From Kirkus Reviews:
Generous collections of horror stories, nearly all original, that comprise the fourth and fifth volumes of the publisher's Ultimate series (previous volumes, not reviewed, covered Dracula, Frankenstein, and werewolves). What makes these two ``ultimate'' is unclear--certainly not Philip Jos‚ Farmer's querulous introduction to The Ultimate Witch, in which he decries the ``moronicity of anti-Satanists'' (Dennis Etchison does a far more sensible job of introducing the companion volume, displaying a tight grasp on zombie literature and films). It's not quite the authors either, although they're an impressive lot, emphasizing youthful talent: new stories from Kathryn Ptacek, Lois Tilton, Jonathan Bond, Nancy Holder, Tanith Lee, and others on witches, and from Rick Hautala, Geoffrey A. Landis, Brian Hodge, Alan Rodgers, and others on zombies.

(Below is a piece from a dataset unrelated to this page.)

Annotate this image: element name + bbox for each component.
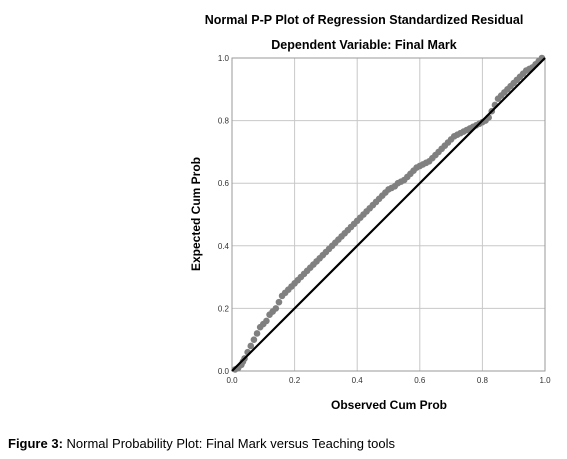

There are new stories by some bigger, older names, too (S.P. Somtow, Stuart M. Kaminsky, Karl Edward Wagner on witches; Robert Silverberg, John Brunner on zombies), but, not surprisingly, the biggest draws--Dean Koontz, Anne Rice, Ray Bradbury--are represented by old stories (with the Rice zombie-piece being, ironically, a reprint from The Witching Hour) (It's also interesting to note that stories by women--a fast-growing minority in the horror field--make up only five of the 23 zombie tales, but ten of the 25 witch tales.) Perhaps not the ultimate, then (The Book of the Dead, ed. by John Skipp and Craig Spector, 1989, outclasses this zombie collection)--but, still, two strong bets for horror fans. -- Copyright ©1993, Kirkus Associates, LP. All rights reserved.
From Publishers Weekly:
This collection of witch stories runs the gamut form tedious to thought-provoking to haunting. The best stories deal with contemporary witchcraft and mystical experiences. In an amusing account of mischievous modern witches, Kathryn Ptacek presents two sisters-in-law who discover a common interest in spells as they conspire to silence an annoying relative. When Nancy Holder's protagonist initiates contact with a representative of the Church of Satan, and then two friends die in a horrific car crash minutes later, Holder calls into serious question the idea of innocent coincidence. S. P. Somtow merges the old with the new by setting the traditional tale of Hansel and Gretel in Hollywood. Deserted by their parents, the two children are taken in by a psychic reader. Overwhelmed in a new world of drugs and prostitution, they finally escape and leave the suspected witch to burn in a bake-shop oven. From bedtime fairy tales (with witches living on the moon) to complex adult themes (a transvestite prostitute sodomized by a horned man), Preiss ( Where's Lulu ) and Betancourt ( Rememory ) have gathered an odd but often entertaining range of storylines.